Administration officials derisively exhort families not to undertake the dangerous journey to the United States with their children, while simultaneously endeavoring to make the journey more perilous. They have proposed multiple rules to punish those who cross the border between legal points of entry, but endanger those who do try to enter legally by metering asylum applications and enforcing the cynically named Migrant Protection Protocols. Such measures require asylum seekers to wait months in crime-ridden Mexican cities where migrant families are targeted for extortion, kidnapping, and murder. Protest attempts led to the now infamous images of border patrol agents lobbing tear gas at children in diapers. Families too desperate to wait attempt unsafe crossings; multiple young children have drowned in the Rio Grande this year as a result.
Meanwhile, the administration seeks to make life in the United States intolerable for immigrant families already living here. The new public charge rule is frightening immigrant parents out of accessing the nutrition and health care benefits to which their US citizen children are legally entitled, including such basic preventive care as vaccines. A proposed Department of Housing and Urban Development rule would ban mixed-status families from accessing public housing benefits, which could precipitate homelessness for more than 55,000 children who are US citizens or otherwise legally eligible. The White House has reportedly even looked into ways to block undocumented immigrant children from attending public schools.

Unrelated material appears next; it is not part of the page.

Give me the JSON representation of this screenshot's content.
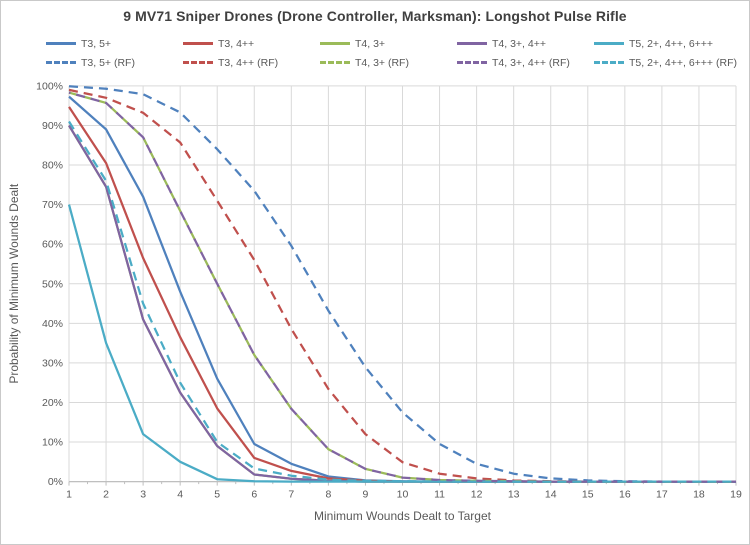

The president injected a current of fear into immigrant communities across the country when he threatened mass deportation raids targeting families. ICE subsequently conducted the largest single-state workplace raid in US history on the first day of school in Mississippi, leaving many terrified children uncertain when they would see their parents again, and some children still unaccounted for by state child protective services days after the arrests. Immigration agents have detained children in ambulances, and parents seeking care for their children in emergency rooms.
The president’s policies pose a direct threat to the well-being of children, but so does his divisive rhetoric about an “invasion” from undesirable countries. Research suggests that the anti-Latinx hostility engendered by the 2016 election contributed to higher rates of preterm births among Latinas and increased anxiety, sleep problems, and elevated blood pressure among US-born Latinx adolescents. Latinx children have encountered chants of “build the wall” and “send them back” from classmates. Such bullying becomes all the more menacing when children are being gunned down in bouncy houses and orphaned at Walmarts by shooters espousing anti-Latinx rhetoric that closely echoes the president’s own words.
One in four children in this country comes from an immigrant family. Their health and safety must not be wielded as cudgels in pursuit of a political agenda, nor can we accept their traumatization as collateral damage. Their well-being is crucial to our future; a more humane immigration policy must be administered now.